What if your relationship had a biometric backseat driver?
Fez – In a world where AI is everywhere and our wrists are already burdened with fitness trackers and smartwatches, one startup decided that wasn’t quite enough.
Enter “RAW Ring”, a wearable device that boldly claims it can detect infidelity. Yes, you read that right.
According to the company’s website, the ring tracks your heart rate, body temperature, and how you physically react to your partner.
Their pitch? “When something happens, you’ll know. It’s that simple.” Sounds more like a lie detector than a symbol of love, doesn’t it?
The ring hasn’t even launched yet, but it’s already stirring the pot. Critics are calling it out for promoting a culture of suspicion, raising serious questions about privacy, consent, and, well, basic trust.

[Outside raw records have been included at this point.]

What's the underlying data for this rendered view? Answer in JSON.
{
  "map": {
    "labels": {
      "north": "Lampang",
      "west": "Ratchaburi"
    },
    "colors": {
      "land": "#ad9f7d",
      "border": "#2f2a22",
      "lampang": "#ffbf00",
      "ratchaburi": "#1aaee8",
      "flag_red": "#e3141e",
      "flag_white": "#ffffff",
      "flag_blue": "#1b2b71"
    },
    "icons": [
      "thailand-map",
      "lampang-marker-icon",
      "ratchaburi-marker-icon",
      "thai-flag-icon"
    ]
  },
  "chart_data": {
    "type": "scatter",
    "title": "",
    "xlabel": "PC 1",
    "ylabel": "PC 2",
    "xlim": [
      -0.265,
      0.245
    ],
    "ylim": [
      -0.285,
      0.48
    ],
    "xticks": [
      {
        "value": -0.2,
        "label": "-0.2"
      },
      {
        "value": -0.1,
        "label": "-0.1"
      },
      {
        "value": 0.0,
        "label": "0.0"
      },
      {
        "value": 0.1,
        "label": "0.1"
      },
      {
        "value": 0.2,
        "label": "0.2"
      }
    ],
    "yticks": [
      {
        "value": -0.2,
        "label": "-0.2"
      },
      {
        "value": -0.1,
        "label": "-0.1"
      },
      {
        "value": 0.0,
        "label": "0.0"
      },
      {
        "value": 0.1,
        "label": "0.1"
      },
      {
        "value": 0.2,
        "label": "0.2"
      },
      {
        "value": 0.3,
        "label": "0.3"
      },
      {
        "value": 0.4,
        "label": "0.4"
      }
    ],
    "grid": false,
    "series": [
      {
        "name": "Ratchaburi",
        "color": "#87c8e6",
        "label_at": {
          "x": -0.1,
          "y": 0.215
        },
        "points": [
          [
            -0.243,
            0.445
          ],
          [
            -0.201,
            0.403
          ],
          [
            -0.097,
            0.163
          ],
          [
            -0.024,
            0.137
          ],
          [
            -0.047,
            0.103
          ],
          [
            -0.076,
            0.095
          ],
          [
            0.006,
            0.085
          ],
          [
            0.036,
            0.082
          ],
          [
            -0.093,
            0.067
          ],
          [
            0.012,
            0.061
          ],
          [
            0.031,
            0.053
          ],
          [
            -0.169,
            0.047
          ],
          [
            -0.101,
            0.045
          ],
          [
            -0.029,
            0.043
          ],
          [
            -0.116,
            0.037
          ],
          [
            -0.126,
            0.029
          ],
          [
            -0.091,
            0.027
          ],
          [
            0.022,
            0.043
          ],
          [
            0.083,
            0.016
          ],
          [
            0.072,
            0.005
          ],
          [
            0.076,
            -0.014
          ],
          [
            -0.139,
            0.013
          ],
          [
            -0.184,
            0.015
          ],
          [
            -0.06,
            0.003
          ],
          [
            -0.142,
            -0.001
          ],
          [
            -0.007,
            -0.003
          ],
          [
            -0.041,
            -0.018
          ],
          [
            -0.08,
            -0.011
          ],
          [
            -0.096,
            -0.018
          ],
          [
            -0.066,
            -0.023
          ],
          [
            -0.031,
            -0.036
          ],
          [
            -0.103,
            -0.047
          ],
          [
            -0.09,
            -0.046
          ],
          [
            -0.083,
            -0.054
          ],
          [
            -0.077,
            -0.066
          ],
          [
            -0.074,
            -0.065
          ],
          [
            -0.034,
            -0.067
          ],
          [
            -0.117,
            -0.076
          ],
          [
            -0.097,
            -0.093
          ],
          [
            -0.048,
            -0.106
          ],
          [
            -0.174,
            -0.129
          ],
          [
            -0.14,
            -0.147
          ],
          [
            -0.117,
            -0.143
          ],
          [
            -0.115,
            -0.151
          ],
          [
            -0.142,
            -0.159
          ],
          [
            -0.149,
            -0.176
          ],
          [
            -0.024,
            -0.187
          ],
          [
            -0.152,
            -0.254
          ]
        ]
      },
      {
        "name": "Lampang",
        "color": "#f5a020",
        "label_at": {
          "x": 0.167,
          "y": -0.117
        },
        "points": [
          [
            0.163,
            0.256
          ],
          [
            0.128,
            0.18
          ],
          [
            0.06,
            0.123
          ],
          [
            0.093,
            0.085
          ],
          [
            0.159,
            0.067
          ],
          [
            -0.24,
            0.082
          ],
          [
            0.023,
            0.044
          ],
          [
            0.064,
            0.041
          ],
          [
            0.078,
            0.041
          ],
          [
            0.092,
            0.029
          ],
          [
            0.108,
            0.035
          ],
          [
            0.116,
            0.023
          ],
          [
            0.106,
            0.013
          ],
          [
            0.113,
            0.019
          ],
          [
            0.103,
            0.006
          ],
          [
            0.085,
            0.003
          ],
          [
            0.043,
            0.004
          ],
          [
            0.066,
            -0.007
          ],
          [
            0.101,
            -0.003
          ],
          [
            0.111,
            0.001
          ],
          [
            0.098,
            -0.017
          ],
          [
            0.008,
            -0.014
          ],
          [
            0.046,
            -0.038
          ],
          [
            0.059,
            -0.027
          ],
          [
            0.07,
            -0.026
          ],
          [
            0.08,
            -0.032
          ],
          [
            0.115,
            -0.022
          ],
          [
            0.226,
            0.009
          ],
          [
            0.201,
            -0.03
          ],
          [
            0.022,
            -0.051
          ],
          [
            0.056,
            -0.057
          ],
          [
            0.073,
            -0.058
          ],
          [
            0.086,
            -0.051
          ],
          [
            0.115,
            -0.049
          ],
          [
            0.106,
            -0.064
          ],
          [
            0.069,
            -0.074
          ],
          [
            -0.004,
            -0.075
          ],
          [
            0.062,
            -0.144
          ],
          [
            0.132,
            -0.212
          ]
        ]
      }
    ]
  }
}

After all, if you’re buying a ring to monitor your partner’s emotional spikes, maybe the problem isn’t the tech, it’s the relationship.
Still, RAW Ring’s CEO, Marina Anderson, insists that the goal isn’t to encourage spying but to help couples understand each other on a deeper level.
In an interview with “The Verge”, she explained, “The idea was to give couples more ways to explore each other’s emotions and build greater trust.”
She even went as far as saying that nearly 50% of marriages end in divorce, and that this ring could be a “symbol of trust.” Now that’s a rebrand.
Interestingly, the RAW Ring is designed to integrate with the company’s dating app, also called RAW, which adds yet another layer of weirdness to the whole setup.
Because nothing says romance like sharing your biometric data through an app.
Anderson is careful to draw a line: “We’re not marketing it as a tracking device,” she said. “If you’re planning to cheat, you’d never wear this ring, it’s way too obvious.”
Which, honestly, makes a pretty strong case for subtlety being the cheater’s best friend.
The company isn’t shy about its tech claims either. On their website, they boast everything from “integrated biosensors” to AI-powered emotional and vocal signal analysis. It’s part mood ring, part sci-fi surveillance tool.
To be fair, Apple has already flirted with this concept. Remember when you could send your heartbeat through the Apple Watch? But that was cuter than creepy.
RAW Ring, on the other hand, is walking a tightrope between emotional intimacy and emotional invasion.
So, is this the future of love, or just another gadget feeding on our deepest insecurities? One thing’s for sure: if trust needs a smart ring to survive, we might need more than tech to fix our relationships.